Throughout my courses, I remain committed to engaging students in discussion-driven critical analysis. I actively strive to create a classroom in which students can ask questions freely, engage with topics of power and diversity constructively, and build a foundation in core historical narratives, key concepts, and critical theory. My courses are often structured with the process of cyclical iteration as the foundation for improving skills and building knowledge, moving from identifying and comparing scholarly arguments at the beginning of the semester to ultimately having students share their own evidence-based arguments as forms of new knowledge production. Four pedagogical principles ground my courses:
1) Putting multiple viewpoints in conversation
2) Engaging students through play
3) Centering student production of knowledge, and
4) Moving learning beyond the classroom
In my research and teaching, I have found that the traditional “add diversity and stir” technique of storytelling does not foster a lasting connection to produce transformational learning. Using creative group exercises and student-centered discussions, I transform my classroom into a space where students across diverse backgrounds can not only detect layers of injustice and power, but can sit with them to drive their critical thinking. In my U.S. history courses, I have students analyze subjects from multiple viewpoints to train them to pinpoint differences and similarities in arguments over time and across different contexts. At courses I teach at the University of Utah, Asia Campus, I integrate Reacting to the Past role-playing activities to allow students to experience a pivotal historical moment—the American Revolution, the women’s liberation movement, the Progressive era—through the perspective of a character.
When I taught about WWII-era Honolulu in my American Studies course at the University of Hawai‘i, students not only read historiography on internment, but compare memoirs written by a Pearl Harbor Naval Shipyard worker and a war-time prostitute as part of our larger discussion of how racism, sexism, and militarization fueled different types of physical, economic, social, and geographic regulation during World War II. Comparing different arguments and those representations in primary sources becomes a way for students to see multiple perspectives across a shared experience, revealing important differences in citizenship. As a final reflective task across my courses, students create a “mind map” that requires them to reflect on the course by putting divergent subjects in visual conversation with one another. Projects like these encourage originality and creativity in having students identify connections and patterns that connect law, culture, and science.

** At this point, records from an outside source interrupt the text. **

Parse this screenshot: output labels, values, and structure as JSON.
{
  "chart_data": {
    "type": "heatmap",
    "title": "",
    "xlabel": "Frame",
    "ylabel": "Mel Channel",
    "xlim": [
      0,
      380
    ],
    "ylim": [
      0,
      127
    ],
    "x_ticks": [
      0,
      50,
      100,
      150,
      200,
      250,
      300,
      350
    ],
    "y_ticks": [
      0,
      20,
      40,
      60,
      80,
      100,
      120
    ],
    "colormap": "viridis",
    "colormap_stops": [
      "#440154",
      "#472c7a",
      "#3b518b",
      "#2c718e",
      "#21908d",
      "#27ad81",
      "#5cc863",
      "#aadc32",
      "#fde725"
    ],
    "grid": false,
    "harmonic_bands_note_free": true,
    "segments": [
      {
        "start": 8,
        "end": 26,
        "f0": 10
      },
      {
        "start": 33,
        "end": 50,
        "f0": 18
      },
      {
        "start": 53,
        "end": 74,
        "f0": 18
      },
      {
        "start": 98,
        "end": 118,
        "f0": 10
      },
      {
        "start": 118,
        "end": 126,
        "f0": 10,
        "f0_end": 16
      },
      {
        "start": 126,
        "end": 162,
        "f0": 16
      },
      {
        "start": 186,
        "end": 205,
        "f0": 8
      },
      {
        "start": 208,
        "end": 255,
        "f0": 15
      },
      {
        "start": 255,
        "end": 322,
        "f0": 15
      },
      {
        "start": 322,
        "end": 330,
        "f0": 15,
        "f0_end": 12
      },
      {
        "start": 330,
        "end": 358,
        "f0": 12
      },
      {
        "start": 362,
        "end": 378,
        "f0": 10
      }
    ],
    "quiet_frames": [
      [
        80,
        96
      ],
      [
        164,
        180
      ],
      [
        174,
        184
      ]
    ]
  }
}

Across my courses, I use a variety of methods of assessment to engage students across various disciplines and backgrounds, including group exercises, student research presentations, experiential learning opportunities, and reading response papers. Because my courses are writing and discussion-intensive courses, I regularly use in-class activities and innovative mediums of instructional technology that encourage student engagement with concepts and materials. Certain group exercises, like writing skits and making maps, require students to apply shared knowledge to create a collaborative analytical project. Utilizing digitized archival collections, videos, and lectures as Prezis, I use technology to engage students in primary source analysis in new ways. When analyzing the connections between military and environmental tourism in Hawai‘i, students merge these topics by designing their own critical aloha shirts that shed light on the commodification of Hawaiian people, culture, and land in Hawaiian history. Playing with visuality and materiality in the classroom, such as having students design fashion inspired by class readings and construct edible food flags based on their family histories invites students to explore how seemingly non-academic topics like popular culture warrant deeper discussion of power and identity. My shyest students tasked with using food to analyze their own transnational and cross-cultural identities jump at the opportunity to present their family and community histories to their peers.
Throughout my courses, I offer opportunities for students to take learning beyond our class session to make course material personally and professionally relevant. When advising the final projects of my graduate urban design students at Ball State University, I had students demonstrate evidence of fieldwork, through interviews and secondary source research, to ensure they were accounting for the diverse impacts of their design proposals. In my undergraduate classes, I encourage students to add depth to course material through independent field trips, film screenings, and service-learning opportunities. Visits to historic sites, events, and cultural productions, as well as community-driven oral history and digital humanities projects help students make deeper connections to course material while taking responsibility for their own learning and engagement.